On Wednesday Wisconsin town officials testified in Madison to support legislation closing the “dark store” tax loophole. Big box stores use this loophole to argue their fully operational stores should have the same value as properties vacant for years, thus reducing their property tax bill. This loophole allows big box retailers to avoid their fair share of taxes and shift it to residential property and small business owners.
Gaylene Rhoden, Town of Rib Mountain Administrator, testified that big box retailers in her town used the dark store loophole to argue for a reduction of their assessed value by 25%. The companies claimed their stores were equal in value to vacant properties in Illinois.

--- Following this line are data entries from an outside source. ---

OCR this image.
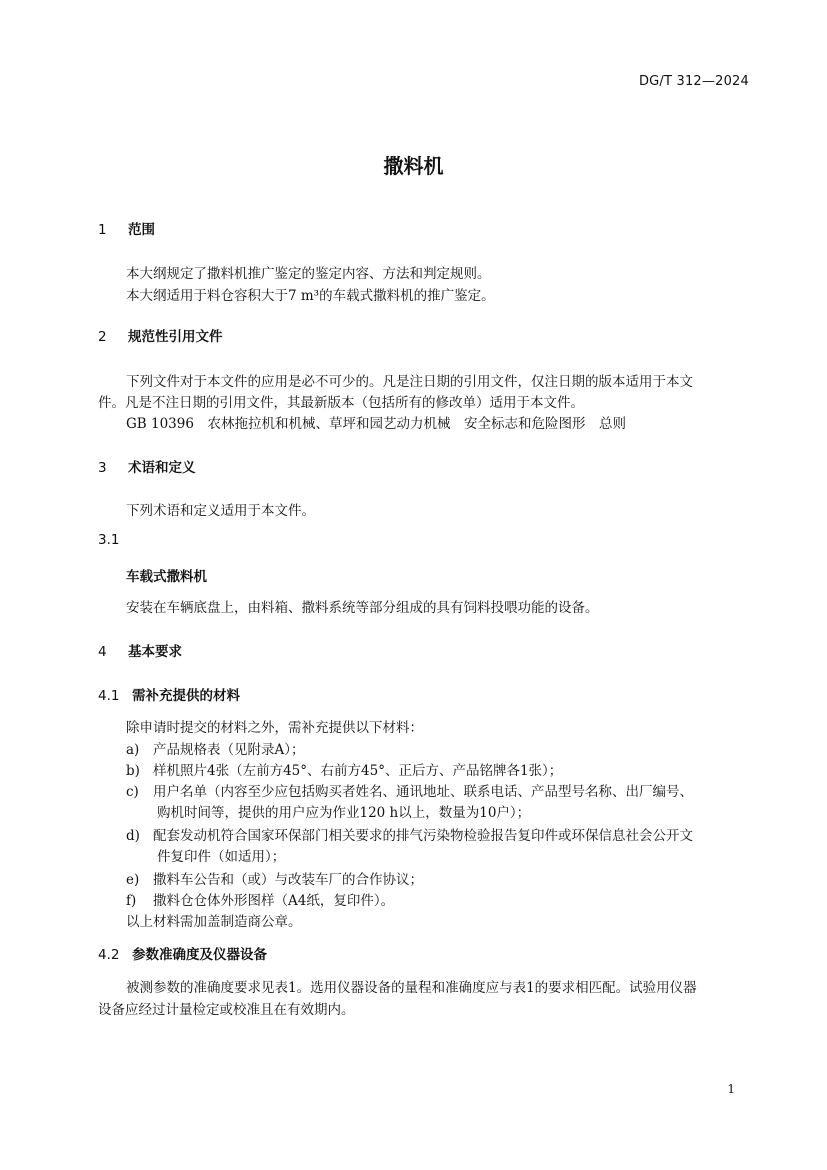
DG/T 312—2024
撒料机
1 范围
本大纲规定了撒料机推广鉴定的鉴定内容、方法和判定规则。
本大纲适用于料仓容积大于7 m³的车载式撒料机的推广鉴定。
2 规范性引用文件
下列文件对于本文件的应用是必不可少的。凡是注日期的引用文件，仅注日期的版本适用于本文
件。凡是不注日期的引用文件，其最新版本（包括所有的修改单）适用于本文件。
GB 10396　农林拖拉机和机械、草坪和园艺动力机械　安全标志和危险图形　总则
3 术语和定义
下列术语和定义适用于本文件。
3.1
车载式撒料机
安装在车辆底盘上，由料箱、撒料系统等部分组成的具有饲料投喂功能的设备。
4 基本要求
4.1 需补充提供的材料
除申请时提交的材料之外，需补充提供以下材料：
a) 产品规格表（见附录A）；
b) 样机照片4张（左前方45°、右前方45°、正后方、产品铭牌各1张）；
c) 用户名单（内容至少应包括购买者姓名、通讯地址、联系电话、产品型号名称、出厂编号、
购机时间等，提供的用户应为作业120 h以上，数量为10户）；
d) 配套发动机符合国家环保部门相关要求的排气污染物检验报告复印件或环保信息社会公开文
件复印件（如适用）；
e) 撒料车公告和（或）与改装车厂的合作协议；
f) 撒料仓仓体外形图样（A4纸，复印件）。
以上材料需加盖制造商公章。
4.2 参数准确度及仪器设备
被测参数的准确度要求见表1。选用仪器设备的量程和准确度应与表1的要求相匹配。试验用仪器
设备应经过计量检定或校准且在有效期内。
1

Dave Schowalter, Town of Grand Chute Chairman, communicated that the litigation costs from lawsuits challenging big box assessments could mean reducing personnel on their police and fire departments. Meanwhile, these businesses account for a large portion of their town’s calls for service.
Mike Koles, Executive Director for the Wisconsin Towns Association stated “Wisconsin was built by small business owners. Some parties who oppose closing this loophole claim that local governments will raises taxes if these bills pass. This is completely inaccurate. Local governments have to adhere to levy limits. If the loophole remains, taxes will shift to residential property owners and small businesses and away from unfairly assessed big box stores. Failure to pass these bills penalizes hard working small business entrepreneurs that are the heart of our great state.”